Despite the curative potential of bone marrow transplants, it is estimated that more than 40 percent of eligible patients in the U.S. do not receive one for various reasons, including finding a matched donor.2 Even for patients who do receive a transplant, treatment is not always effective and can lead to serious complications that can dramatically affect quality of life.3 NiCord is intended to address the current limitations of bone marrow transplant by providing a therapeutic dose of cells while preserving the cells’ functional therapeutic characteristics.

Data Presented at TCT Annual Meeting

The oral presentation, "Rapid and Robust CD4+ and CD8+ T-, NK-, B-Cell, Dendritic Cell, and Monocyte Reconstitution after Nicotinamide-Expanded Cord Blood Transplantation" (Abstract 69), described in-depth immune reconstitution data from the completed Phase 1/2, multi-center clinical study of NiCord as a stand-alone graft after myeloablative therapy in patients with high-risk hematologic malignancies.4 Immune reconstitution for 27 patients receiving NiCord was compared to retrospective cohorts of adolescent and young adults with hematologic malignancies receiving unmanipulated cord blood transplantation (unCBT, n=27) or unrelated bone marrow transplantation (BMT, n=20). The primary endpoint was the probability of achieving CD4+ immune reconstitution (>50×106/L) within the first 100 days. Secondary endpoints included the recovery of B cells, CD4+ T cells and natural killer (NK) cells during the first year after transplantation. Analyses were performed at the University Medical Centre Utrecht, Laboratory of Translational Immunology.

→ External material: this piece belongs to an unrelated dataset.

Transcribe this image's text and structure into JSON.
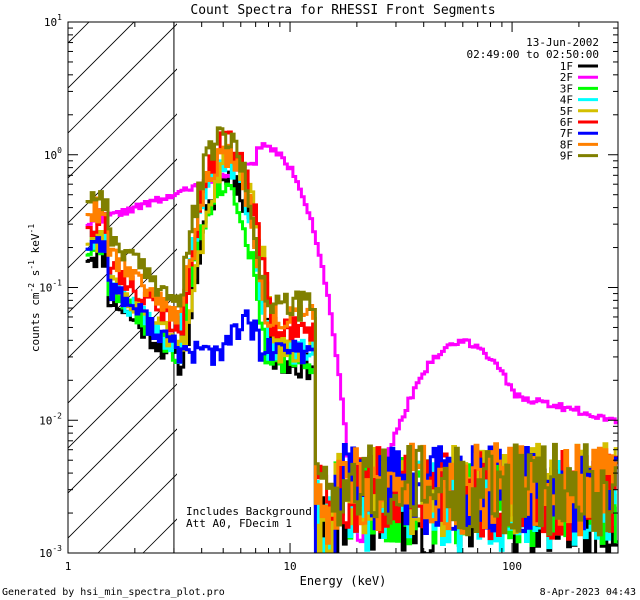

The analysis showed that 91 percent of patients receiving NiCord achieved successful immune reconstitution of CD4+ T cells at 100 days after transplantation. Reconstitution of T cells in the NiCord group (median age 41.5 years) was similar to the unCBT and BMT cohorts (median age 15.4 and 14.3 years, respectively), despite the younger age of the cohorts, who would be expected to reconstitute faster. In addition, reconstitution of a number of cell types, including B cells (p = 0.02) and NK cells (p < 0.001), was significantly faster after transplantation with NiCord compared to the cohorts, and suggests that NiCord reconstitutes diverse functions of the immune system. These findings may be explained by the higher stem cell dose and proliferative capacity of NiCord.

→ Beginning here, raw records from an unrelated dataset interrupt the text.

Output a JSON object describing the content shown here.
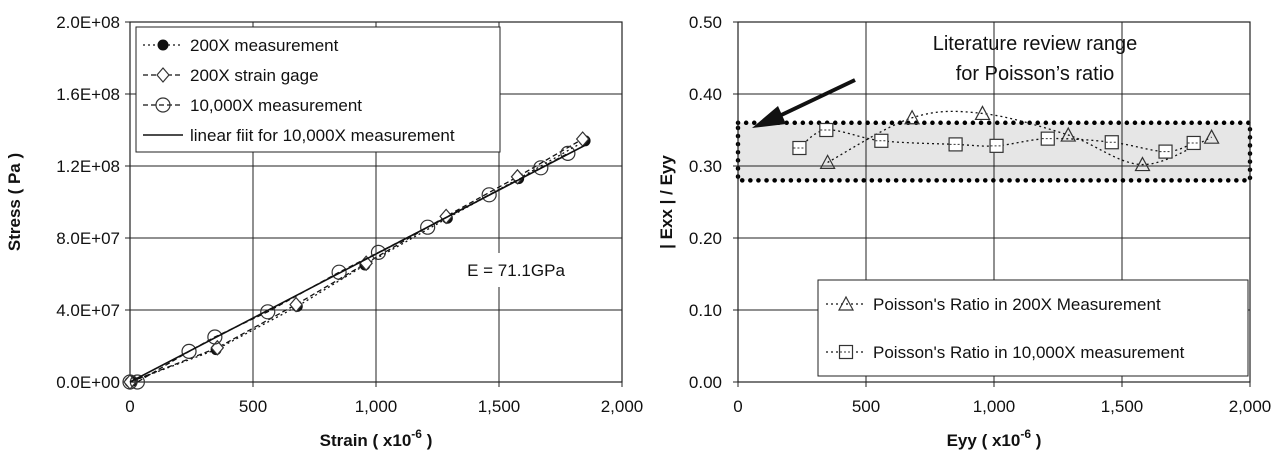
{
  "chart_data": [
    {
      "type": "scatter",
      "xlabel": "Strain ( x10",
      "xlabel_sup": "-6",
      "xlabel_tail": " )",
      "ylabel": "Stress ( Pa )",
      "xlim": [
        0,
        2000
      ],
      "ylim": [
        0,
        200000000
      ],
      "x_ticks": [
        0,
        500,
        1000,
        1500,
        2000
      ],
      "x_tick_labels": [
        "0",
        "500",
        "1,000",
        "1,500",
        "2,000"
      ],
      "y_ticks": [
        0,
        40000000,
        80000000,
        120000000,
        160000000,
        200000000
      ],
      "y_tick_labels": [
        "0.0E+00",
        "4.0E+07",
        "8.0E+07",
        "1.2E+08",
        "1.6E+08",
        "2.0E+08"
      ],
      "grid": true,
      "legend_position": "top-left",
      "annotation": "E = 71.1GPa",
      "series": [
        {
          "name": "200X measurement",
          "marker": "filled-circle",
          "line": "dotted",
          "x": [
            0,
            10,
            350,
            680,
            955,
            1290,
            1580,
            1850
          ],
          "y": [
            0,
            500000,
            18000000,
            42000000,
            65000000,
            91000000,
            113000000,
            134000000
          ]
        },
        {
          "name": "200X strain gage",
          "marker": "diamond",
          "line": "dashed",
          "x": [
            0,
            355,
            675,
            960,
            1285,
            1575,
            1840
          ],
          "y": [
            0,
            19000000,
            43000000,
            66000000,
            92000000,
            114000000,
            135000000
          ]
        },
        {
          "name": "10,000X measurement",
          "marker": "open-circle",
          "line": "dashed",
          "x": [
            0,
            30,
            240,
            345,
            560,
            850,
            1010,
            1210,
            1460,
            1670,
            1780
          ],
          "y": [
            0,
            0,
            17000000,
            25000000,
            39000000,
            61000000,
            72000000,
            86000000,
            104000000,
            119000000,
            127000000
          ]
        },
        {
          "name": "linear fiit for 10,000X measurement",
          "marker": "none",
          "line": "solid",
          "x": [
            0,
            1850
          ],
          "y": [
            0,
            131535000
          ]
        }
      ]
    },
    {
      "type": "scatter",
      "xlabel": "Eyy ( x10",
      "xlabel_sup": "-6",
      "xlabel_tail": " )",
      "ylabel": "| Exx | / Eyy",
      "xlim": [
        0,
        2000
      ],
      "ylim": [
        0,
        0.5
      ],
      "x_ticks": [
        0,
        500,
        1000,
        1500,
        2000
      ],
      "x_tick_labels": [
        "0",
        "500",
        "1,000",
        "1,500",
        "2,000"
      ],
      "y_ticks": [
        0,
        0.1,
        0.2,
        0.3,
        0.4,
        0.5
      ],
      "y_tick_labels": [
        "0.00",
        "0.10",
        "0.20",
        "0.30",
        "0.40",
        "0.50"
      ],
      "grid": true,
      "legend_position": "bottom-right",
      "band": {
        "from": 0.28,
        "to": 0.36,
        "label_lines": [
          "Literature review range",
          "for Poisson’s ratio"
        ]
      },
      "series": [
        {
          "name": "Poisson's Ratio in 200X Measurement",
          "marker": "triangle",
          "line": "dotted-smooth",
          "x": [
            350,
            680,
            955,
            1290,
            1580,
            1850
          ],
          "y": [
            0.305,
            0.367,
            0.373,
            0.343,
            0.302,
            0.34
          ]
        },
        {
          "name": "Poisson's Ratio in 10,000X measurement",
          "marker": "square",
          "line": "dotted-smooth",
          "x": [
            240,
            345,
            560,
            850,
            1010,
            1210,
            1460,
            1670,
            1780
          ],
          "y": [
            0.325,
            0.35,
            0.335,
            0.33,
            0.328,
            0.338,
            0.333,
            0.32,
            0.332
          ]
        }
      ]
    }
  ]
}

"Our goal is to bring a potentially transformative new treatment option to patients in need of bone marrow transplant, and these data further reinforce our belief in the clinical potential of NiCord," stated Ronit Simantov, M.D., chief medical officer at Gamida Cell. "We are continuing to enroll patients in our ongoing Phase 3 study and expect to complete patient enrollment in the second half of 2019, followed by an anticipated topline data readout in the first half of 2020."

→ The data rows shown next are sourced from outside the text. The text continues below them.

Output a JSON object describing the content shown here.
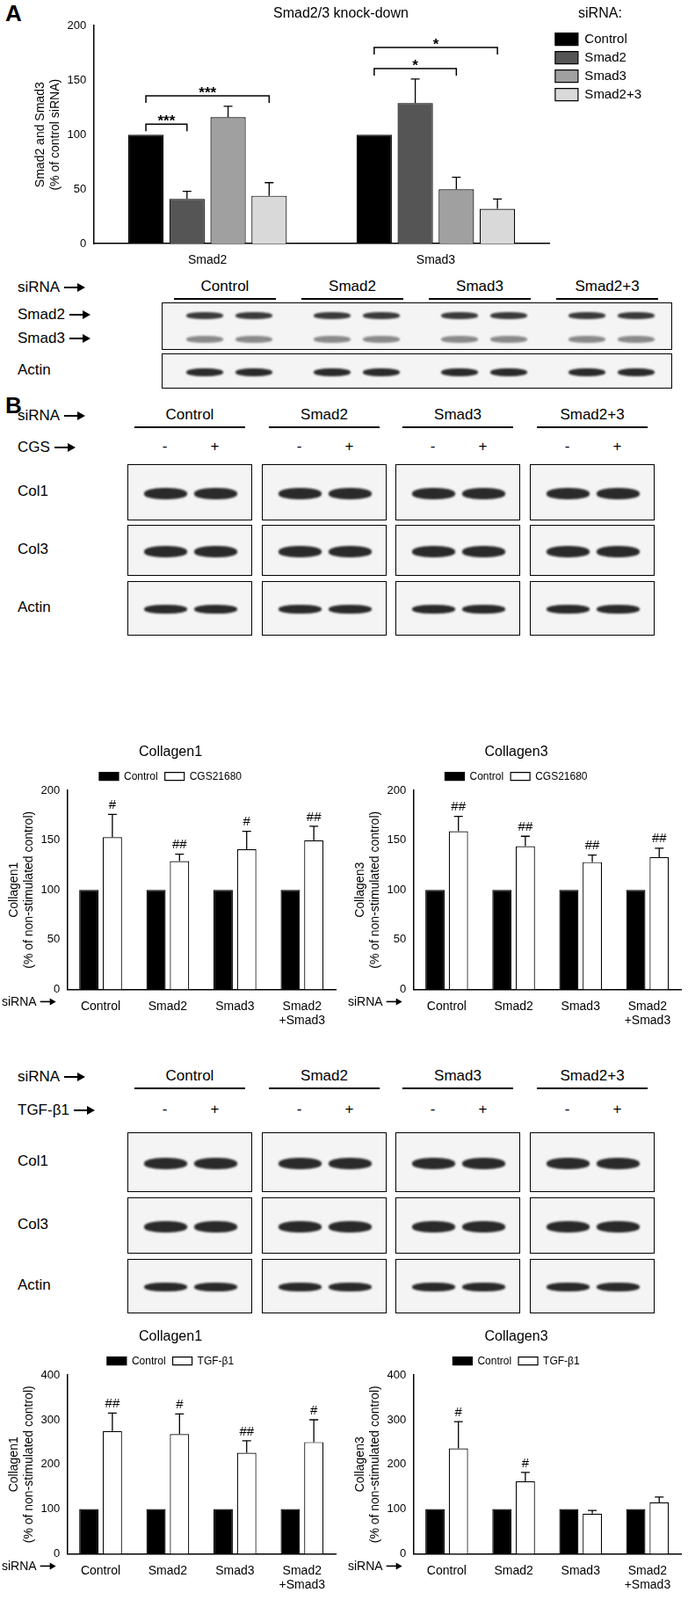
{
  "panel_labels": [
    "A",
    "B"
  ],
  "blots": [
    {
      "lane_label": "siRNA",
      "groups": [
        "Control",
        "Smad2",
        "Smad3",
        "Smad2+3"
      ],
      "rows": [
        "Smad2",
        "Smad3",
        "Actin"
      ]
    },
    {
      "lane_label": "siRNA",
      "groups": [
        "Control",
        "Smad2",
        "Smad3",
        "Smad2+3"
      ],
      "treatment": {
        "label": "CGS",
        "signs": [
          "-",
          "+"
        ]
      },
      "rows": [
        "Col1",
        "Col3",
        "Actin"
      ]
    },
    {
      "lane_label": "siRNA",
      "groups": [
        "Control",
        "Smad2",
        "Smad3",
        "Smad2+3"
      ],
      "treatment": {
        "label": "TGF-β1",
        "signs": [
          "-",
          "+"
        ]
      },
      "rows": [
        "Col1",
        "Col3",
        "Actin"
      ]
    }
  ],
  "chart_data": [
    {
      "type": "bar",
      "title": "Smad2/3 knock-down",
      "y_label": [
        "Smad2 and Smad3",
        "(% of control siRNA)"
      ],
      "categories": [
        "Smad2",
        "Smad3"
      ],
      "series": [
        {
          "name": "Control",
          "color": "#000000",
          "values": [
            100,
            100
          ],
          "errors": [
            null,
            null
          ]
        },
        {
          "name": "Smad2",
          "color": "#555555",
          "values": [
            41,
            129
          ],
          "errors": [
            7,
            22
          ]
        },
        {
          "name": "Smad3",
          "color": "#a0a0a0",
          "values": [
            116,
            50
          ],
          "errors": [
            10,
            11
          ]
        },
        {
          "name": "Smad2+3",
          "color": "#d9d9d9",
          "values": [
            44,
            32
          ],
          "errors": [
            12,
            9
          ]
        }
      ],
      "legend": "right",
      "legend_title": "siRNA:",
      "ylim": [
        0,
        200
      ],
      "yticks": [
        0,
        50,
        100,
        150,
        200
      ],
      "grid": false,
      "significance": [
        {
          "category": "Smad2",
          "from": "Control",
          "to": "Smad2",
          "label": "***"
        },
        {
          "category": "Smad2",
          "from": "Control",
          "to": "Smad2+3",
          "label": "***"
        },
        {
          "category": "Smad3",
          "from": "Control",
          "to": "Smad3",
          "label": "*"
        },
        {
          "category": "Smad3",
          "from": "Control",
          "to": "Smad2+3",
          "label": "*"
        }
      ]
    },
    {
      "type": "bar",
      "title": "Collagen1",
      "y_label": [
        "Collagen1",
        "(% of non-stimulated control)"
      ],
      "x_label": "siRNA",
      "categories": [
        "Control",
        "Smad2",
        "Smad3",
        "Smad2 +Smad3"
      ],
      "series": [
        {
          "name": "Control",
          "color": "#000000",
          "values": [
            100,
            100,
            100,
            100
          ]
        },
        {
          "name": "CGS21680",
          "color": "#ffffff",
          "values": [
            153,
            129,
            141,
            150
          ],
          "errors": [
            23,
            7,
            18,
            14
          ],
          "annotations": [
            "#",
            "##",
            "#",
            "##"
          ]
        }
      ],
      "legend": "top",
      "ylim": [
        0,
        200
      ],
      "yticks": [
        0,
        50,
        100,
        150,
        200
      ],
      "grid": false
    },
    {
      "type": "bar",
      "title": "Collagen3",
      "y_label": [
        "Collagen3",
        "(% of non-stimulated control)"
      ],
      "x_label": "siRNA",
      "categories": [
        "Control",
        "Smad2",
        "Smad3",
        "Smad2 +Smad3"
      ],
      "series": [
        {
          "name": "Control",
          "color": "#000000",
          "values": [
            100,
            100,
            100,
            100
          ]
        },
        {
          "name": "CGS21680",
          "color": "#ffffff",
          "values": [
            159,
            144,
            128,
            133
          ],
          "errors": [
            15,
            10,
            7,
            9
          ],
          "annotations": [
            "##",
            "##",
            "##",
            "##"
          ]
        }
      ],
      "legend": "top",
      "ylim": [
        0,
        200
      ],
      "yticks": [
        0,
        50,
        100,
        150,
        200
      ],
      "grid": false
    },
    {
      "type": "bar",
      "title": "Collagen1",
      "y_label": [
        "Collagen1",
        "(% of non-stimulated control)"
      ],
      "x_label": "siRNA",
      "categories": [
        "Control",
        "Smad2",
        "Smad3",
        "Smad2 +Smad3"
      ],
      "series": [
        {
          "name": "Control",
          "color": "#000000",
          "values": [
            100,
            100,
            100,
            100
          ]
        },
        {
          "name": "TGF-β1",
          "color": "#ffffff",
          "values": [
            275,
            268,
            226,
            250
          ],
          "errors": [
            40,
            45,
            27,
            50
          ],
          "annotations": [
            "##",
            "#",
            "##",
            "#"
          ]
        }
      ],
      "legend": "top",
      "ylim": [
        0,
        400
      ],
      "yticks": [
        0,
        100,
        200,
        300,
        400
      ],
      "grid": false
    },
    {
      "type": "bar",
      "title": "Collagen3",
      "y_label": [
        "Collagen3",
        "(% of non-stimulated control)"
      ],
      "x_label": "siRNA",
      "categories": [
        "Control",
        "Smad2",
        "Smad3",
        "Smad2 +Smad3"
      ],
      "series": [
        {
          "name": "Control",
          "color": "#000000",
          "values": [
            100,
            100,
            100,
            100
          ]
        },
        {
          "name": "TGF-β1",
          "color": "#ffffff",
          "values": [
            236,
            162,
            90,
            115
          ],
          "errors": [
            60,
            20,
            7,
            12
          ],
          "annotations": [
            "#",
            "#",
            null,
            null
          ]
        }
      ],
      "legend": "top",
      "ylim": [
        0,
        400
      ],
      "yticks": [
        0,
        100,
        200,
        300,
        400
      ],
      "grid": false
    }
  ]
}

During the TCT Annual Meeting, new data were also presented from Gamida Cell’s NAM-NK clinical program, as well as initial data from a Phase 1/2 study of NiCord in patients with severe aplastic anemia. More information on those presentations can be found here.

About NiCord

NiCord, the company’s lead clinical program, is an advanced cell therapy under development as a potential life-saving allogeneic hematopoietic stem cell (bone marrow) transplant solution for patients with hematologic malignancies (blood cancers). NiCord is the first bone marrow transplant product to receive Breakthrough Therapy Designation from the U.S. Food and Drug Administration and has also received Orphan Drug Designation in the U.S. and EU. In a Phase 1/2 clinical study, NiCord demonstrated rapid and durable time to engraftment and was generally well-tolerated.5 A Phase 3 study evaluating NiCord in patients with leukemia and lymphoma is ongoing in the U.S., Europe and Asia.1 NiCord is also being evaluated in a Phase 1/2 clinical study in patients with severe aplastic anemia.6 The aplastic anemia investigational new drug application is currently filed with the FDA under the brand name CordIn, which is the same investigational development candidate as NiCord. For more information on clinical trials of NiCord, please visit www.clinicaltrials.gov.

NAM-NK and NiCord are investigational therapies, and their safety and efficacy have not been evaluated by the U.S. Food and Drug Administration or any other health authority.